Most specifically related to the assassination is Barbara Shearer’s “JFK: What the Doctors Saw,” (Paramount+, now streaming), which gathers surviving doctors who were there in the very crowded trauma room at Parkland Memorial Hospital when the president was brought in. (A dramatization, “Parkland,” was released in 2013.) All agree that the wounds — small in front, massive in back — suggested a bullet shot from the front, which means a second shooter, and that the autopsy, performed back east, did not accord with their collective memory. Some theorists have run with this, alleging that, in order to ensure that Oswald would be identified as the sole shooter, the body was switched from one casket to another, the wound to his skull repaired, and so on. But as the doctors have no agenda past sharing what they recall, their version seems beyond argument.

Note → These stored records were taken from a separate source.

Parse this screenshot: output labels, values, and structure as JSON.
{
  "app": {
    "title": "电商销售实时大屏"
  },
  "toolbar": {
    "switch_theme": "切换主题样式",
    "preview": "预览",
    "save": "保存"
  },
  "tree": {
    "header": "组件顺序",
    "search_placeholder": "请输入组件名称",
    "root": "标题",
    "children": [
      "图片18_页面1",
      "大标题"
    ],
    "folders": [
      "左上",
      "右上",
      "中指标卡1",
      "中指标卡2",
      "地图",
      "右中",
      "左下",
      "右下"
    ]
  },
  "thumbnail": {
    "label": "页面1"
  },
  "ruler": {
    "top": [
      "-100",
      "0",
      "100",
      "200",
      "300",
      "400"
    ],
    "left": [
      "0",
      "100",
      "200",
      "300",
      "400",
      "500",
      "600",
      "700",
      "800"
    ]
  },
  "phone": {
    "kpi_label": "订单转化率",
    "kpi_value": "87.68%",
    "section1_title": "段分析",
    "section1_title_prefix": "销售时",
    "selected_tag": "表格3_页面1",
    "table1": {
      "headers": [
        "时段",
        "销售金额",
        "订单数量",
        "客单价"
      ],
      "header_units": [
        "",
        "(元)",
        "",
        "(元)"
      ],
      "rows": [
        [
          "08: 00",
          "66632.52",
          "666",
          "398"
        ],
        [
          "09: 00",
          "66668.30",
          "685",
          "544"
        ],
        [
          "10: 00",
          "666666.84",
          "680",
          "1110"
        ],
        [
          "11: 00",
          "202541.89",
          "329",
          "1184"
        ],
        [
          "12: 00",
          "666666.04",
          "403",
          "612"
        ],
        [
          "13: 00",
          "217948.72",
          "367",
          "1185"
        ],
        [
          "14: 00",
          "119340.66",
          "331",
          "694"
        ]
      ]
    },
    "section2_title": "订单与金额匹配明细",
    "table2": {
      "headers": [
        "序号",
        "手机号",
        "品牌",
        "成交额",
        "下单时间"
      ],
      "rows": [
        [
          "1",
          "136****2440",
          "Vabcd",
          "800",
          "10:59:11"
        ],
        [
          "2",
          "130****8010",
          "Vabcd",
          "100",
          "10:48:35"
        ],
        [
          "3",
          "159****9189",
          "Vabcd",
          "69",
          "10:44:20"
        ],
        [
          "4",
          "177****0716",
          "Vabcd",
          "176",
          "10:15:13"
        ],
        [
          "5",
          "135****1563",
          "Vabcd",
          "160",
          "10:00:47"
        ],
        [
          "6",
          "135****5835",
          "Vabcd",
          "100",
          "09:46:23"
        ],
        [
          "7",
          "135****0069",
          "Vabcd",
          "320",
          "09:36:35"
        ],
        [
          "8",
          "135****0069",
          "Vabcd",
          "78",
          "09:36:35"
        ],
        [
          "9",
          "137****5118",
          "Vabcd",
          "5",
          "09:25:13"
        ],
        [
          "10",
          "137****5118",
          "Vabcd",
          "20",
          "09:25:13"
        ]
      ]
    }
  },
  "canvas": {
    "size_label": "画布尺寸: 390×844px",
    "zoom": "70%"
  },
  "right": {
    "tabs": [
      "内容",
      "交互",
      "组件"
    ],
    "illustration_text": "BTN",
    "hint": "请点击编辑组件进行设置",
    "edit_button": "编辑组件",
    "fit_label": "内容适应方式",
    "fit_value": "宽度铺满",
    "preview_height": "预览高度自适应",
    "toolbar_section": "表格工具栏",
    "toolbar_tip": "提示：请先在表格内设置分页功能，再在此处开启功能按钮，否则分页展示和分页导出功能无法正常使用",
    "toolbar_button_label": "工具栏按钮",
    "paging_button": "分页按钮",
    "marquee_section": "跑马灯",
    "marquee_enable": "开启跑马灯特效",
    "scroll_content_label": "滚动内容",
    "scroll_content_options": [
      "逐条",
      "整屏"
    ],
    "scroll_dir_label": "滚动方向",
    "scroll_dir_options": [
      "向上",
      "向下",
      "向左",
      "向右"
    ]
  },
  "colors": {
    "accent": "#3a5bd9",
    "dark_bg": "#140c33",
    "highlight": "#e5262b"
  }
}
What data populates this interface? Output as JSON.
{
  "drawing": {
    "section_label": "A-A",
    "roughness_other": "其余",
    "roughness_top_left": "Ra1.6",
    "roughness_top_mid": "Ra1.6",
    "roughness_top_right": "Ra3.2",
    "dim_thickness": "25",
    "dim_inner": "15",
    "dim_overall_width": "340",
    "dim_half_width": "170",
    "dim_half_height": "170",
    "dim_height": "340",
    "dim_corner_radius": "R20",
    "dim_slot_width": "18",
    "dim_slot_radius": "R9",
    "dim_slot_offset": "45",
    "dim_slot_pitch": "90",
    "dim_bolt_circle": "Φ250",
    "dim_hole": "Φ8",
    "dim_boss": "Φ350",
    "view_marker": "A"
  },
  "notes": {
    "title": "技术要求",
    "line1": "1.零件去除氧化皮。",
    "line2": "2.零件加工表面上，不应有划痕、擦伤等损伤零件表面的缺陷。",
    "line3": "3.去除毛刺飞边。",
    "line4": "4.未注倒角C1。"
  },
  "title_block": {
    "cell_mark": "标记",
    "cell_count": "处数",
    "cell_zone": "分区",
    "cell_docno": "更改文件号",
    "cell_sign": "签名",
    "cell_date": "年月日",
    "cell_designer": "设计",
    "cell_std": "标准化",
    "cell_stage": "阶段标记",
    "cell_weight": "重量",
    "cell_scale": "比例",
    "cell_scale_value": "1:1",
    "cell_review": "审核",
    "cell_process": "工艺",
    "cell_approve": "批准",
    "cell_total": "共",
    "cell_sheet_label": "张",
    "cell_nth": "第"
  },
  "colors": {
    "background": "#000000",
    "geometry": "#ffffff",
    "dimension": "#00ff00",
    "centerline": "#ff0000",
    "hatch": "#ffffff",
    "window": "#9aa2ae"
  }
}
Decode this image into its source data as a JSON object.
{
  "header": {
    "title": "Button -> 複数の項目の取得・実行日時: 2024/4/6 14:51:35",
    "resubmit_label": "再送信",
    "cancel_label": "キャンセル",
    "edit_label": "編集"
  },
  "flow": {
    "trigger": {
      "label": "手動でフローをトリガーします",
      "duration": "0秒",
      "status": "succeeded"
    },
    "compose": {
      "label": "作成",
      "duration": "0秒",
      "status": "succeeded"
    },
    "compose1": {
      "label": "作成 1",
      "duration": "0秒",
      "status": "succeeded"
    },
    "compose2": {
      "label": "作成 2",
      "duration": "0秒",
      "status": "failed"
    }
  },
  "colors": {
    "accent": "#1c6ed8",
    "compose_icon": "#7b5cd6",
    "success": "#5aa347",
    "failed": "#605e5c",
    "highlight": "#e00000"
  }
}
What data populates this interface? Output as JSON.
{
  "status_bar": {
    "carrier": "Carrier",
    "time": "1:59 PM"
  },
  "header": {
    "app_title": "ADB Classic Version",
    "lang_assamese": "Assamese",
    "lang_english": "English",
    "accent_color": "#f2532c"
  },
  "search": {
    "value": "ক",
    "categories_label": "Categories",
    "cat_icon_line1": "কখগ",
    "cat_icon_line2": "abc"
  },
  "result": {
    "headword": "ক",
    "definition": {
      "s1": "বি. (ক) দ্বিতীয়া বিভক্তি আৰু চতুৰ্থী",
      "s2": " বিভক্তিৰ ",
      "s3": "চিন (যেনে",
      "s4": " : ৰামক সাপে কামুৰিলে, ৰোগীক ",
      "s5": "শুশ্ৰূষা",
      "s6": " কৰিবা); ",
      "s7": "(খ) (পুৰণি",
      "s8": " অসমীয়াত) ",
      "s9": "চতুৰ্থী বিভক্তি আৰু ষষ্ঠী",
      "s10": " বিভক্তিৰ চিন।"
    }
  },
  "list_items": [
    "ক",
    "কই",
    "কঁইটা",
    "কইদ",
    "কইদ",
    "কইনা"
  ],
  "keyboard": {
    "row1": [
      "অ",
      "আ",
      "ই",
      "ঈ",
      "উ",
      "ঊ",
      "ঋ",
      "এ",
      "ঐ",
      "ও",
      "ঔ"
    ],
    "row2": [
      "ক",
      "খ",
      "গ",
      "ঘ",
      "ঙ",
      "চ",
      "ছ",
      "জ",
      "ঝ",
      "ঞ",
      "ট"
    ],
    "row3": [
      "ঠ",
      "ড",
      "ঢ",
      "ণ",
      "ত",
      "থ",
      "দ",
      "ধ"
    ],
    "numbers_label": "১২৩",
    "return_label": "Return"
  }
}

Which isn’t to say I was convinced. There are too many variables, too much contradictory information. Perhaps it’s best not to take a side on the who, how and why of the Kennedy assassination, just as, say, we let relativity and quantum mechanics uneasily coexist without being able to mush them into unified theory. We don’t know everything, but what we know is extraordinary and affecting. You can let the story lie or spend a lifetime trying to write an ending — people do! And if the story of John F. Kennedy tells us anything, it’s that life is short, and there is pressing new business to attend to.